El “hombre del paraguas” y las teorías conspirativas

El intento de magnicidio a Cristina Kirchner dejó en evidencia que la polarización política y afectiva llegó a su máxima expresión.

En el año 1967, el profesor en filosofía Josiah Tink Thompson escribió Six Seconds in Dallas (Seis segundos en Dallas), un micro-estudio sobre el asesinato de John F. Kennedy. Después de sistematizar relatos de testigos oculares, memorias personales y relatos de todo tipo, Thompson logró tensar las teorías que apuntaban contra “el hombre del paraguas” como único instigador del asesinato del mandatario norteamericano.

En el corto The umbrella man, dirigido por Errol Morris, Thompson recupera aquella investigación. El 22 de noviembre de 1963, Kennedy recorría las calles de Dallas en una visita electoral. Llamaba la atención que, pese a ser un día soleado, un hombre contemplara la caravana, resguardado bajo su paraguas negro. Más sospechoso aún era que Louie Steven Witt, “el hombre del paraguas”, estuviera parado en la plaza Dealey, justo en el lugar desde donde “llovieron los disparos contra la limusina”, relata el autor de Six Seconds in Dallas.

Su paraguas, explicó Witt cuando fue convocado por el Comité de Asesinatos de la Cámara, era una expresión de protesta. No dirigida al entonces presidente sino a su padre, Joseph Kennedy, por haber apoyado al británico Neville Chamberlain y su política conciliadora con la dictadura de Adolf Hitler. Era, sin más, una referencia al paraguas de Chamberlain.

Legitimado por aquella investigación de más de 400 páginas, Tink Thompson cierra su diálogo con Errol Morris: “si te encuentras con cualquier hecho que solo apunta a una base siniestra, pues ¡olvídalo!
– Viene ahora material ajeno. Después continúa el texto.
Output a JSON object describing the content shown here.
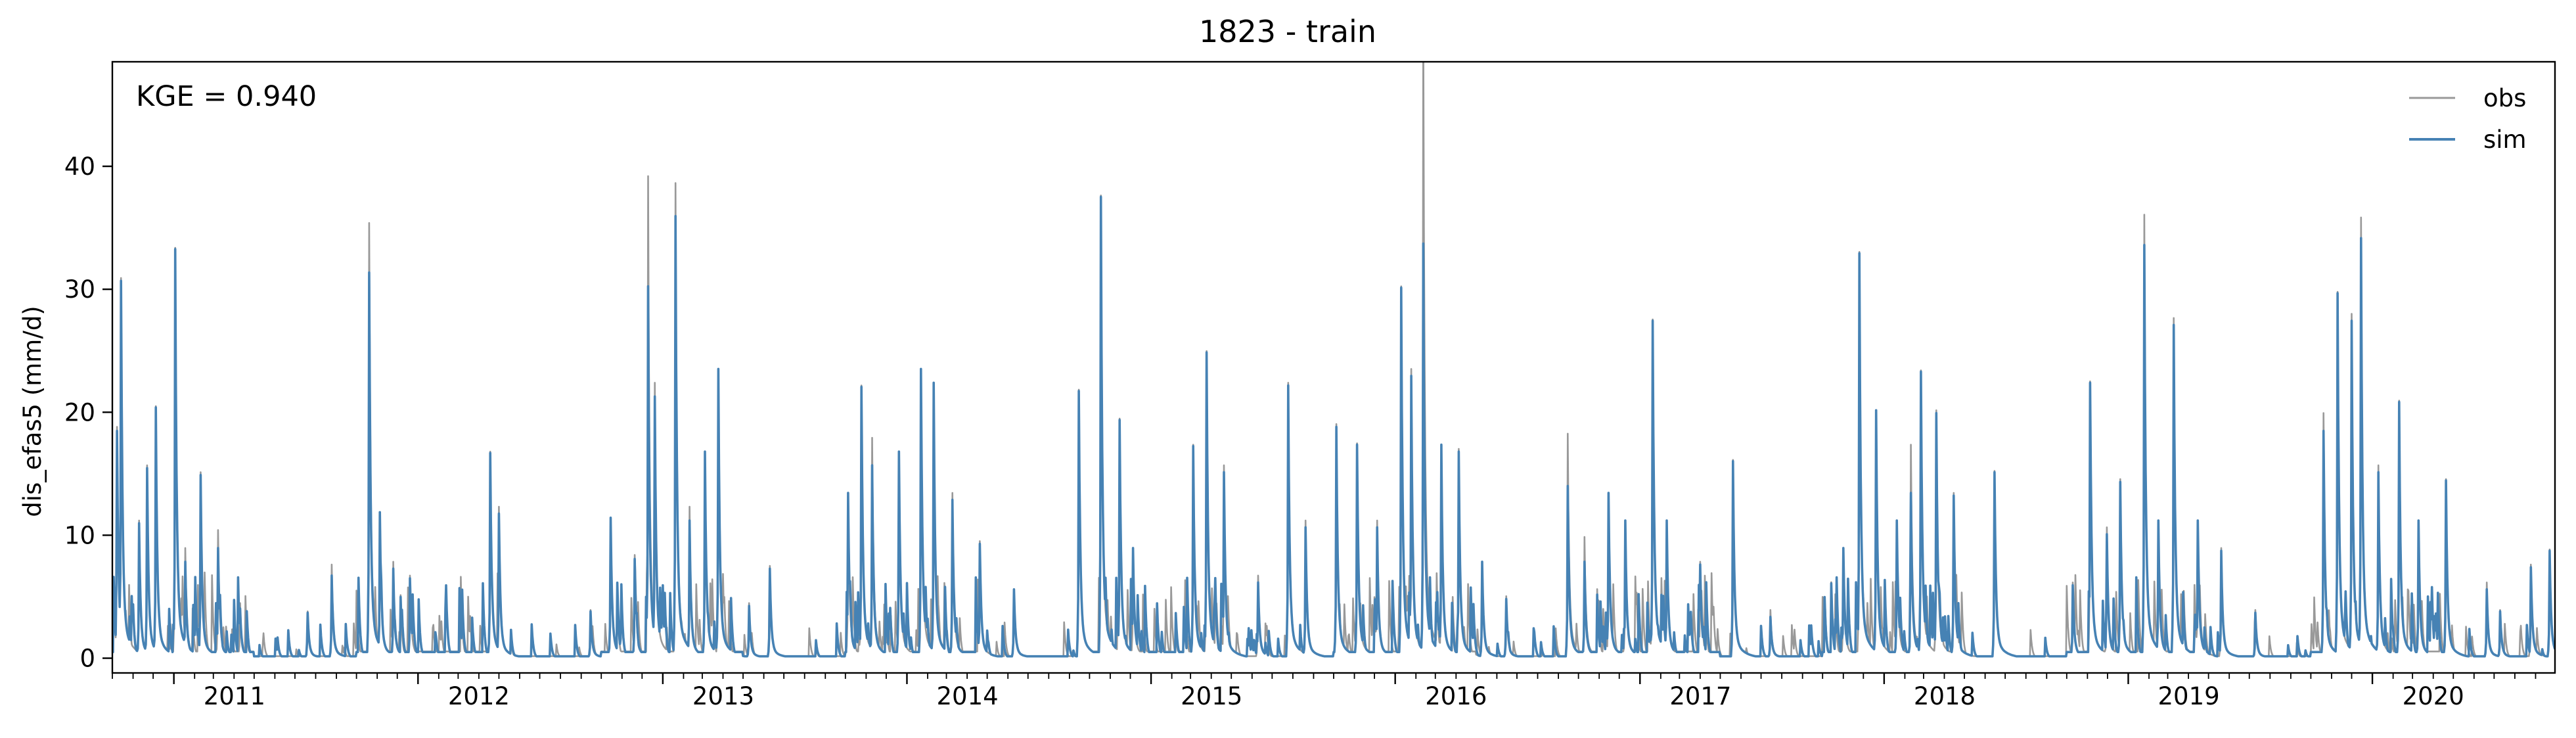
{
  "chart_data": {
    "type": "line",
    "title": "1823 - train",
    "xlabel": "",
    "ylabel": "dis_efas5 (mm/d)",
    "annotation": "KGE = 0.940",
    "x_start": "2010-10-01",
    "x_end": "2020-09-30",
    "xlim": [
      "2010-10-01",
      "2020-09-30"
    ],
    "ylim": [
      -1.2,
      48.5
    ],
    "x_tick_labels": [
      "2011",
      "2012",
      "2013",
      "2014",
      "2015",
      "2016",
      "2017",
      "2018",
      "2019",
      "2020"
    ],
    "y_ticks": [
      0,
      10,
      20,
      30,
      40
    ],
    "grid": false,
    "legend_position": "top-right",
    "series": [
      {
        "name": "obs",
        "color": "#999999",
        "peaks": [
          [
            "2010-10-08",
            16.8
          ],
          [
            "2010-10-14",
            27.6
          ],
          [
            "2010-11-10",
            10.0
          ],
          [
            "2010-11-22",
            14.0
          ],
          [
            "2010-12-05",
            18.3
          ],
          [
            "2011-01-03",
            29.8
          ],
          [
            "2011-01-18",
            8.0
          ],
          [
            "2011-02-10",
            13.5
          ],
          [
            "2011-03-08",
            9.3
          ],
          [
            "2011-04-10",
            4.0
          ],
          [
            "2011-07-20",
            3.4
          ],
          [
            "2011-08-25",
            6.8
          ],
          [
            "2011-10-20",
            31.6
          ],
          [
            "2011-11-05",
            10.5
          ],
          [
            "2011-11-25",
            7.0
          ],
          [
            "2011-12-20",
            6.0
          ],
          [
            "2012-04-18",
            15.0
          ],
          [
            "2012-05-01",
            11.0
          ],
          [
            "2012-09-15",
            3.5
          ],
          [
            "2012-10-15",
            10.0
          ],
          [
            "2012-11-20",
            7.5
          ],
          [
            "2012-12-10",
            35.0
          ],
          [
            "2012-12-20",
            20.0
          ],
          [
            "2013-01-20",
            34.5
          ],
          [
            "2013-02-10",
            11.0
          ],
          [
            "2013-03-05",
            15.0
          ],
          [
            "2013-03-25",
            21.0
          ],
          [
            "2013-05-10",
            4.0
          ],
          [
            "2013-06-10",
            6.7
          ],
          [
            "2013-10-05",
            12.0
          ],
          [
            "2013-10-25",
            19.8
          ],
          [
            "2013-11-10",
            16.0
          ],
          [
            "2013-12-20",
            15.0
          ],
          [
            "2014-01-22",
            21.0
          ],
          [
            "2014-02-10",
            20.0
          ],
          [
            "2014-03-10",
            12.0
          ],
          [
            "2014-04-20",
            8.5
          ],
          [
            "2014-06-10",
            5.0
          ],
          [
            "2014-09-15",
            19.5
          ],
          [
            "2014-10-18",
            33.6
          ],
          [
            "2014-11-15",
            17.4
          ],
          [
            "2014-12-05",
            8.0
          ],
          [
            "2015-03-05",
            15.5
          ],
          [
            "2015-03-25",
            22.3
          ],
          [
            "2015-04-20",
            14.0
          ],
          [
            "2015-06-10",
            6.0
          ],
          [
            "2015-07-25",
            20.0
          ],
          [
            "2015-08-20",
            10.0
          ],
          [
            "2015-10-05",
            17.0
          ],
          [
            "2015-11-05",
            15.6
          ],
          [
            "2015-12-05",
            10.0
          ],
          [
            "2016-01-10",
            27.0
          ],
          [
            "2016-01-25",
            21.0
          ],
          [
            "2016-02-12",
            46.7
          ],
          [
            "2016-03-10",
            15.5
          ],
          [
            "2016-04-05",
            15.2
          ],
          [
            "2016-05-10",
            7.0
          ],
          [
            "2016-06-15",
            4.5
          ],
          [
            "2016-09-15",
            16.3
          ],
          [
            "2016-10-10",
            8.8
          ],
          [
            "2016-11-15",
            12.0
          ],
          [
            "2016-12-10",
            10.0
          ],
          [
            "2017-01-20",
            24.6
          ],
          [
            "2017-02-10",
            10.0
          ],
          [
            "2017-04-01",
            7.0
          ],
          [
            "2017-05-20",
            14.4
          ],
          [
            "2017-07-15",
            3.5
          ],
          [
            "2017-11-01",
            8.0
          ],
          [
            "2017-11-25",
            29.5
          ],
          [
            "2017-12-20",
            18.0
          ],
          [
            "2018-01-20",
            10.0
          ],
          [
            "2018-02-10",
            15.5
          ],
          [
            "2018-02-25",
            20.9
          ],
          [
            "2018-03-20",
            18.0
          ],
          [
            "2018-04-15",
            12.0
          ],
          [
            "2018-06-15",
            13.6
          ],
          [
            "2018-10-10",
            5.5
          ],
          [
            "2018-11-05",
            20.1
          ],
          [
            "2018-11-30",
            9.5
          ],
          [
            "2018-12-20",
            13.0
          ],
          [
            "2019-01-25",
            32.2
          ],
          [
            "2019-02-15",
            10.0
          ],
          [
            "2019-03-10",
            24.7
          ],
          [
            "2019-04-15",
            10.0
          ],
          [
            "2019-05-20",
            8.0
          ],
          [
            "2019-07-10",
            3.5
          ],
          [
            "2019-10-20",
            17.8
          ],
          [
            "2019-11-10",
            26.6
          ],
          [
            "2019-12-01",
            25.0
          ],
          [
            "2019-12-15",
            32.0
          ],
          [
            "2020-01-10",
            14.0
          ],
          [
            "2020-02-10",
            18.7
          ],
          [
            "2020-03-10",
            10.0
          ],
          [
            "2020-04-20",
            13.0
          ],
          [
            "2020-06-20",
            5.5
          ],
          [
            "2020-07-10",
            3.5
          ],
          [
            "2020-08-25",
            6.8
          ],
          [
            "2020-09-22",
            7.9
          ]
        ]
      },
      {
        "name": "sim",
        "color": "#4682b4",
        "peaks": [
          [
            "2010-10-08",
            16.5
          ],
          [
            "2010-10-14",
            27.4
          ],
          [
            "2010-11-10",
            9.8
          ],
          [
            "2010-11-22",
            13.8
          ],
          [
            "2010-12-05",
            18.2
          ],
          [
            "2011-01-03",
            29.7
          ],
          [
            "2011-01-18",
            7.0
          ],
          [
            "2011-02-10",
            13.3
          ],
          [
            "2011-03-08",
            8.0
          ],
          [
            "2011-04-10",
            3.6
          ],
          [
            "2011-07-20",
            3.3
          ],
          [
            "2011-08-25",
            6.0
          ],
          [
            "2011-10-20",
            28.0
          ],
          [
            "2011-11-05",
            10.6
          ],
          [
            "2011-11-25",
            6.5
          ],
          [
            "2011-12-20",
            5.8
          ],
          [
            "2012-04-18",
            14.9
          ],
          [
            "2012-05-01",
            10.5
          ],
          [
            "2012-09-15",
            3.4
          ],
          [
            "2012-10-15",
            10.2
          ],
          [
            "2012-11-20",
            7.2
          ],
          [
            "2012-12-10",
            27.0
          ],
          [
            "2012-12-20",
            19.0
          ],
          [
            "2013-01-20",
            32.1
          ],
          [
            "2013-02-10",
            10.0
          ],
          [
            "2013-03-05",
            15.0
          ],
          [
            "2013-03-25",
            21.0
          ],
          [
            "2013-05-10",
            3.8
          ],
          [
            "2013-06-10",
            6.5
          ],
          [
            "2013-10-05",
            12.0
          ],
          [
            "2013-10-25",
            19.7
          ],
          [
            "2013-11-10",
            14.0
          ],
          [
            "2013-12-20",
            15.0
          ],
          [
            "2014-01-22",
            21.0
          ],
          [
            "2014-02-10",
            20.0
          ],
          [
            "2014-03-10",
            11.5
          ],
          [
            "2014-04-20",
            8.3
          ],
          [
            "2014-06-10",
            5.0
          ],
          [
            "2014-09-15",
            19.4
          ],
          [
            "2014-10-18",
            33.5
          ],
          [
            "2014-11-15",
            17.3
          ],
          [
            "2014-12-05",
            8.0
          ],
          [
            "2015-03-05",
            15.4
          ],
          [
            "2015-03-25",
            22.2
          ],
          [
            "2015-04-20",
            13.5
          ],
          [
            "2015-06-10",
            5.5
          ],
          [
            "2015-07-25",
            19.8
          ],
          [
            "2015-08-20",
            9.5
          ],
          [
            "2015-10-05",
            16.8
          ],
          [
            "2015-11-05",
            15.5
          ],
          [
            "2015-12-05",
            9.5
          ],
          [
            "2016-01-10",
            26.9
          ],
          [
            "2016-01-25",
            20.5
          ],
          [
            "2016-02-12",
            30.1
          ],
          [
            "2016-03-10",
            15.5
          ],
          [
            "2016-04-05",
            15.0
          ],
          [
            "2016-05-10",
            7.0
          ],
          [
            "2016-06-15",
            4.3
          ],
          [
            "2016-09-15",
            12.5
          ],
          [
            "2016-10-10",
            7.0
          ],
          [
            "2016-11-15",
            12.0
          ],
          [
            "2016-12-10",
            10.0
          ],
          [
            "2017-01-20",
            24.5
          ],
          [
            "2017-02-10",
            10.0
          ],
          [
            "2017-04-01",
            6.8
          ],
          [
            "2017-05-20",
            14.3
          ],
          [
            "2017-07-15",
            3.0
          ],
          [
            "2017-11-01",
            8.0
          ],
          [
            "2017-11-25",
            29.4
          ],
          [
            "2017-12-20",
            18.0
          ],
          [
            "2018-01-20",
            10.0
          ],
          [
            "2018-02-10",
            12.0
          ],
          [
            "2018-02-25",
            20.8
          ],
          [
            "2018-03-20",
            17.8
          ],
          [
            "2018-04-15",
            11.8
          ],
          [
            "2018-06-15",
            13.5
          ],
          [
            "2018-10-10",
            5.3
          ],
          [
            "2018-11-05",
            20.0
          ],
          [
            "2018-11-30",
            9.0
          ],
          [
            "2018-12-20",
            12.8
          ],
          [
            "2019-01-25",
            30.0
          ],
          [
            "2019-02-15",
            10.0
          ],
          [
            "2019-03-10",
            24.2
          ],
          [
            "2019-04-15",
            10.0
          ],
          [
            "2019-05-20",
            7.8
          ],
          [
            "2019-07-10",
            3.3
          ],
          [
            "2019-10-20",
            16.5
          ],
          [
            "2019-11-10",
            26.5
          ],
          [
            "2019-12-01",
            24.5
          ],
          [
            "2019-12-15",
            30.5
          ],
          [
            "2020-01-10",
            13.5
          ],
          [
            "2020-02-10",
            18.6
          ],
          [
            "2020-03-10",
            10.0
          ],
          [
            "2020-04-20",
            12.9
          ],
          [
            "2020-06-20",
            5.0
          ],
          [
            "2020-07-10",
            3.4
          ],
          [
            "2020-08-25",
            6.6
          ],
          [
            "2020-09-22",
            7.8
          ]
        ]
      }
    ]
  }
}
Porque nunca se te ocurrirán, por tus propios medios, las explicaciones no siniestras y perfectamente válidas que expliquen ese hecho”.
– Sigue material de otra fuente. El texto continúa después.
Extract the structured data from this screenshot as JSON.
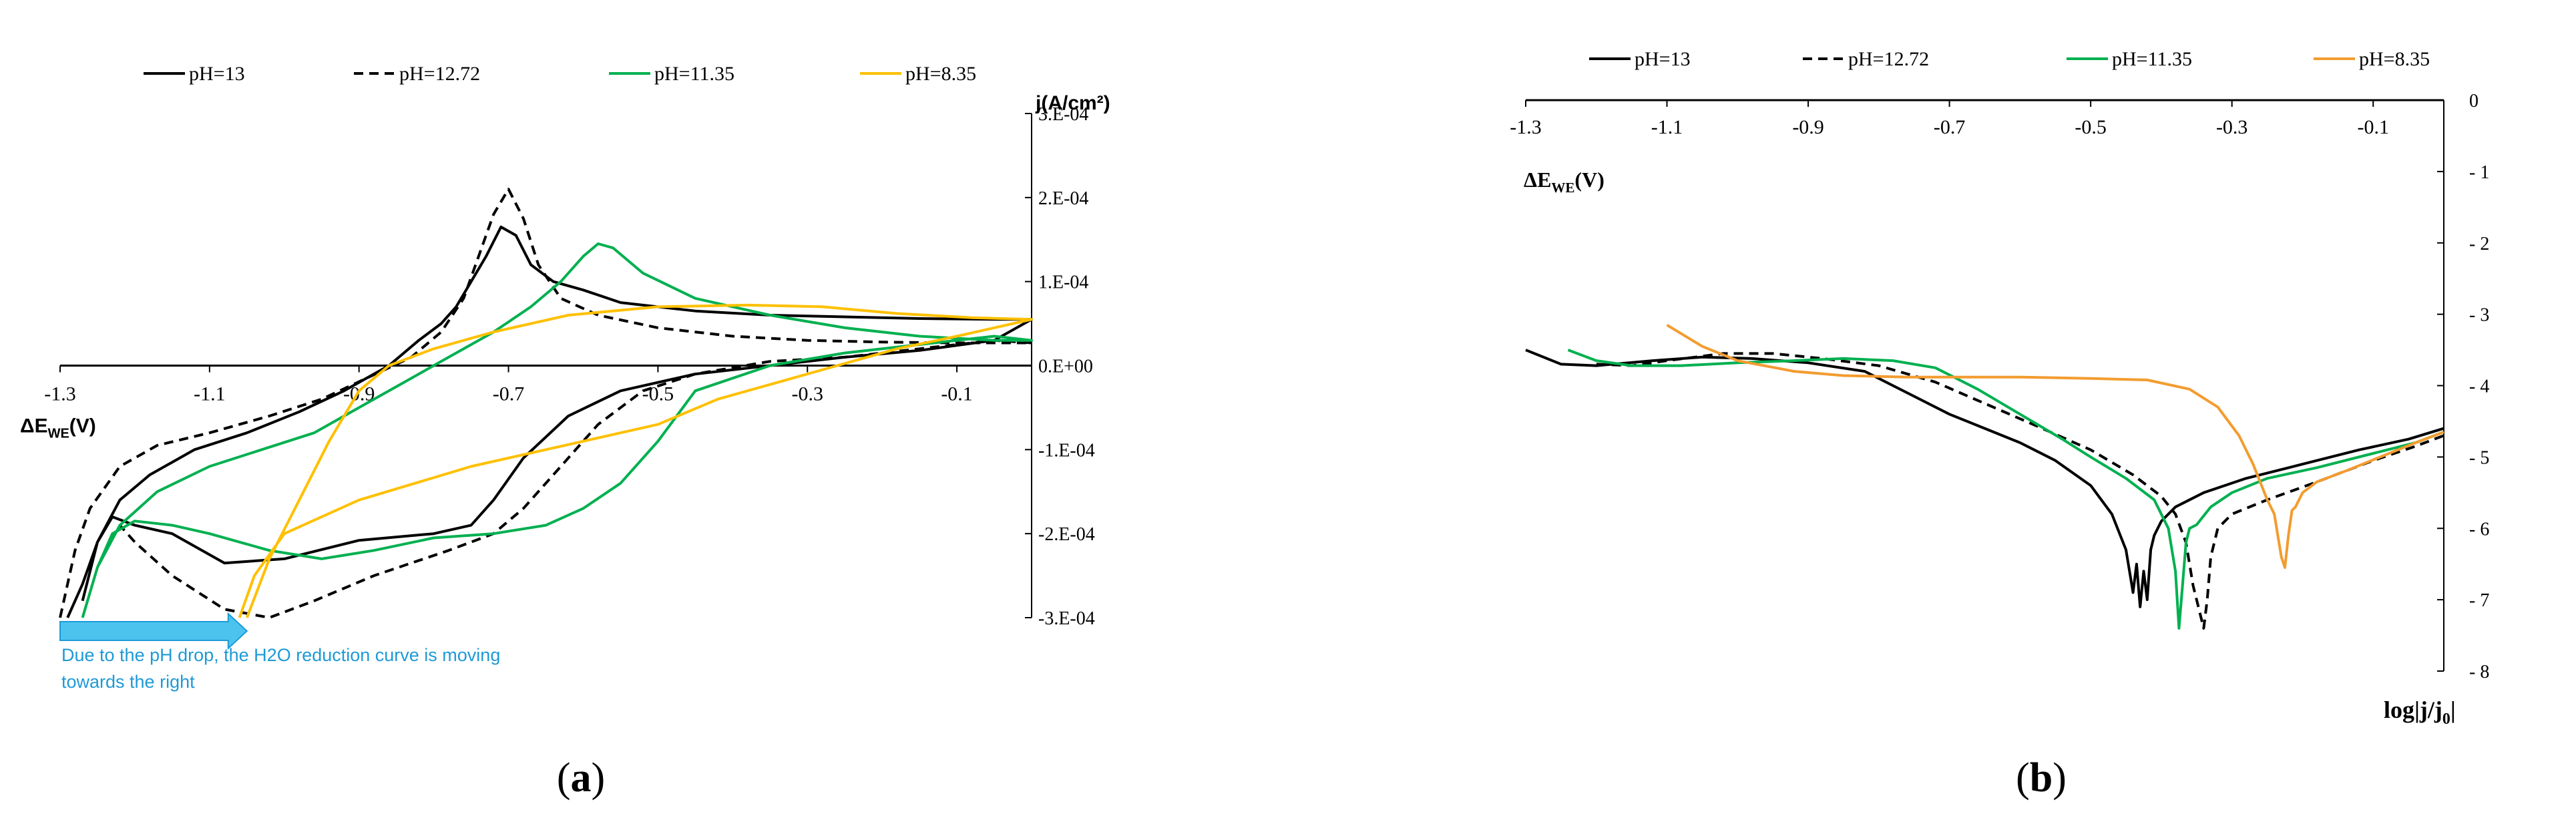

El intento de magnicidio a Cristina Kirchner dejó en evidencia que la polarización política y afectiva llegó a su máxima expresión

Durante los días que siguieron al intento de magnicidio contra la vicepresidenta Cristina Fernández, la creatividad no tuvo techo. Desde los lugares más remotos, se crearon hipótesis de todo tipo, color ideológico y temperatura. Las teorías conspirativas circuladas en medios, en redes y en las calles incluyeron la posibilidad de un auto-atentado — imaginando que, después de días ininterrumpidos de vigilia en su apoyo, fuera necesaria tamaña performance para aumentar su visibilidad — ; la especulación de una operación interna para “descuidar” su operativo de custodia; la instigación de ese magnicidio causado de manera excluyente desde granjas de trolls empeñados en discursos de odio persistentes y propagados en cascada; entre otros. La frutilla del postre: “Cristina volvió a nacer”, dijo una conductora de un canal de noticias de Colombia en referencia a la ¿imposibilidad? de que fallara un disparo.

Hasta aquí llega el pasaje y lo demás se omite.